“El Niño”: um furacão no Municipal

por Jorge Coli 18/12/2018

El Niño, de John Adams, foi estreado no dia 15 de dezembro de 2000, em Paris. De lá para cá, vem se tornando uma obra de sucesso, apresentada nos finais de ano pelo mundo inteiro. Excelente ideia do maestro Minczuk em oferecê-la no Municipal de São Paulo agora, nestas vésperas de Natal.  Uma descoberta.

El Niño foi chamado de ópera-oratório pelo seu autor. Pode ser apresentado em forma de concerto, como no Municipal, ou encenado. O tema é a natividade de Cristo e o libreto agrega textos em inglês, latim e espanhol, de várias fontes: poesia mística de Sor Juana Ines de la Cruz, poesia lírica de Gabriela Mistral, passagens dos Evangelhos, tanto dos canônicos quanto dos apócrifos, e ainda Rosario Castellanos, Huidobro, Rubén Dario, formando uma constelação que ultrapassa o sentido puramente cristão. El Niño, o título em espanhol, designa o menino-deus, está claro.

Mas é impossível não evocar o fenômeno meteorológico do Pacífico com o mesmo nome e que atinge tão duramente a América Central e do Sul, além das perturbações climáticas ameaçadoras a que assistimos, alguns de nós com apreensão, outros indiferentes. El Niño mescla o nascimento de Cristo e os medos de hoje. É assim que, após a impressionante cena de Herodes e do massacre dos inocentes, ouve-se uma passagem do Memoria de Tatlelolco escrito pela mexicana Rosario Castellanos. O trecho fala de estudantes chacinados na cidade do México, e de como o fato foi escondido:

La plaza amaneció barrida; los periódicos dieron como noticia principal el estado del tiempo. Y en la televisión, en la radio y el cine no hubo ningún cambio de programa, ningún anuncio intercalado ni un minuto de silencio en el banquete.
(Pues prosiguió el banquete.)

El niño fala da dor humana que se espelha no nascimento de Jesus, que vai da manjedoura pobre ao massacre dos inocentes e à fuga para o Egito. Nada pretensioso ou confuso. Há um partido de simplicidade ingênua e clara, como nos “milagres” e “mistérios” do teatro medieval.

Clara é também a escrita musical, sem harmonias rebuscadas, com ritmos insistentes. O estilo flexível adapta-se às situações diversas, permitindo uma verdadeira progressão dramática nessa partitura tão tonal. Clareza e narrativa tomaram o público com um instinto infalível de comunicação.
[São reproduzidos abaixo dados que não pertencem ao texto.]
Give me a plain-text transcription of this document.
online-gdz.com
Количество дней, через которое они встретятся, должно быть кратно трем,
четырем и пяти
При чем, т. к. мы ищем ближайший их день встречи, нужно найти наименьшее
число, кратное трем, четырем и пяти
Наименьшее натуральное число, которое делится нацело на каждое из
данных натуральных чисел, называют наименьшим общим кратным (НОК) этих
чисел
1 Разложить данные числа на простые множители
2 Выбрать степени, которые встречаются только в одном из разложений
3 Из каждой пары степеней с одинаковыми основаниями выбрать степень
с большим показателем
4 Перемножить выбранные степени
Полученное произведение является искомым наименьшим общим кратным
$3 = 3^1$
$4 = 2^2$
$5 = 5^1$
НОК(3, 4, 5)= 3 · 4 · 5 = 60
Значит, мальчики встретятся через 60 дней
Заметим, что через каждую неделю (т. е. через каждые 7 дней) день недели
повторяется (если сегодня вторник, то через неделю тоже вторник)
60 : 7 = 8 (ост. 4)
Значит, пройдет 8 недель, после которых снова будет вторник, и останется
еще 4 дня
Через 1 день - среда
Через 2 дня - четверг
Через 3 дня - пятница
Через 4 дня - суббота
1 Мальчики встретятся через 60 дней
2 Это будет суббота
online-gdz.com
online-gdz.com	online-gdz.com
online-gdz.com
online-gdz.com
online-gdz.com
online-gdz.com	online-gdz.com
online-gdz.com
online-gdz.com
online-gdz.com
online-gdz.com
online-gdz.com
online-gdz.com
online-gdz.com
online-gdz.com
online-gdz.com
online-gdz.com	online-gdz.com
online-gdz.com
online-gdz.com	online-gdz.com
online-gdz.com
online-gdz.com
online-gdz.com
Bastava perceber a sala cheia grudar, ansiosa, nessa obra composta há apenas 19 anos, fato muito raro na música contemporânea. É hora de reconhecer que a tradição melódica, rítmica e harmônica pode ser atual e poderosa, talvez mais do que a “dilatação dos limites sonoros” que caracterizou as vanguardas.

[Divulgação / Fabiana Stig]
[Divulgação / Fabiana Stig]

Os intérpretes foram em tudo dignos dessa grande partitura. Minczuk, para começar, dominando as enormes massas sonoras da orquestra, dos diferentes coros e dos solistas, sem perder essa intensidade que caracteriza tanto suas interpretações. A Sinfônica Municipal respondeu brilhantemente às enormes exigências de precisão.

Dentre os solistas, começo assinalando Licio Bruno. A presença que incutiu no personagem de José, sua perplexidade raivosa quando descobre a gravidez de Maria, foi imensa. Até o final, seu aporte à partitura manteve-se gigantesco. Maravilhosas, as duas cantoras: os sopranos Marly Montoni, brasileira, e a argentina Carla Filipcic Holm, a primeira com a mais sensível finura musical e dramática, a segunda com esplêndidos graves e poderoso volume.

A partitura pede também três contratenores. O mais solicitado foi Bruno de Sá, brasileiro, revelado pela Academia de Ópera do Theatro São Pedro. É um artista do qual não me canso de apreciar as qualidades: beleza de timbre, volume, grande sentido musical. Os outros dois, Paul Flight, americano, e Geilson Santos, estiveram à altura, formando um trio de altíssimo nível.

O Coro Lírico, o Coral Paulistano e o Coro Infanto-juvenil da Escola Municipal de Música de São Paulo (que foi instalado nas poltronas laterais do balcão nobre) vibrantes, precisos, excelentes, e seus respectivos maestros, Mário Zaccaro, Naomi Munakata e Regina Kinjo mereceram  aclamação do público.

Com essa obra de realização tão complexa e nada fácil, as forças do Theatro Municipal de São Paulo demonstraram atingir um verdadeiro nível de excelência.